Onun içindir ki, koronavirüsün nerede-nasıl başladığı, Çin-ABD çatışmasının yeni zemini oldu. Virüsün “insan ürünü” yani “biyolojik silah” olduğunu ileri sürenler de Çin ve ABD olarak ayrıştılar. Bir kesim CIA’nin gizli laboratuvarlarında ürettiğini söylerken, bir kesim de Çin’de üretildiğini, yanlışlık sonucu dışarı çıktığını iddia etti. Ayrıca Çin tarafından ilk kez kullanılan 5G teknolojisinin virüsü doğurduğu söylendi. Zaten Çin’in teknolojik markası Huawei, son bir yıldır Çin ile ABD arasında yaşanan çekişmenin önemli bir odağı olmuştu. Çin’deki teknolojik gelişmeyi hedefe çakmak, ABD’nin işine geliyordu. Bir bütün olarak koronavirüs konusunda dikkatleri Çin’in üzerinde yoğunlaştırmak, bugün başta ABD olmak üzere Batılı emperyalistlerin ve işbirlikçilerinin en önemli uğraşlarındandır.
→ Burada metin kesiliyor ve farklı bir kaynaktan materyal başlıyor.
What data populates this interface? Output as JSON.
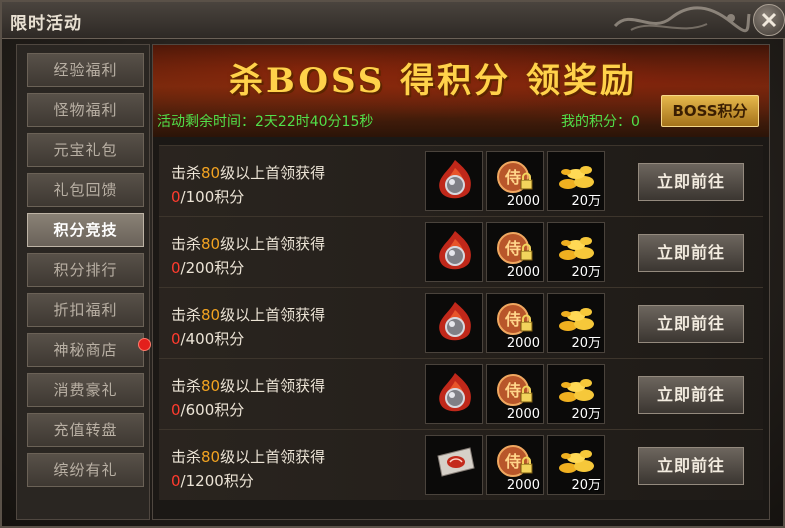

ABD, Çin ekonomisine darbe indirmek için elinden geleni yapıyor. Onun bugünkü aracı koronavirüstür. Tersten; Çin de ABD’yi zayıflatmak amacıyla karşı argümanlar geliştiriyor. Çin’in “savaş sanatı”ndaki ustalığı, saman altından su yürüten tutumu ve “savaşmadan kazanma” felsefesi bilinmektedir.

Buradan “biyolojik silah” meselesine geçebiliriz. “Biyolojik silah”ın tarihi çok eskilere dayanıyor. Sömürgeci devletler, rakipleriyle savaşlarda bu yöntemi çeşitli biçimlerde kullanmışlar. Emperyalizmle birlikte bilim ve teknolojinin gelişimiyle “biyolojik silah” çeşitleri de artmış ve rakip emperyalistlere karşı kullanılmış. I. ve II. emperyalist savaş döneminde olduğu gibi “soğuk savaş” olarak adlandırılan dönemde (gerçekte kapitalist kamp ile sosyalist kamp arasında süren kıyasıya savaşta), en açık haliyle Vietnam’da ABD tarafından kullanıldığı biliniyor.

Günümüzde de emperyalistler “biyolojik silah” üretiyor ve kullanıyorlar. Dolayısıyla bu olasılığı baştan kestirip atmak doğru olmaz. Ayrıca “komplo teorisi” kapsamında ele almak da yanlıştır. Çünkü “biyolojik silah” bir gerçektir, geçmişten günümüze artarak kullanıldığı tespit edilmiştir.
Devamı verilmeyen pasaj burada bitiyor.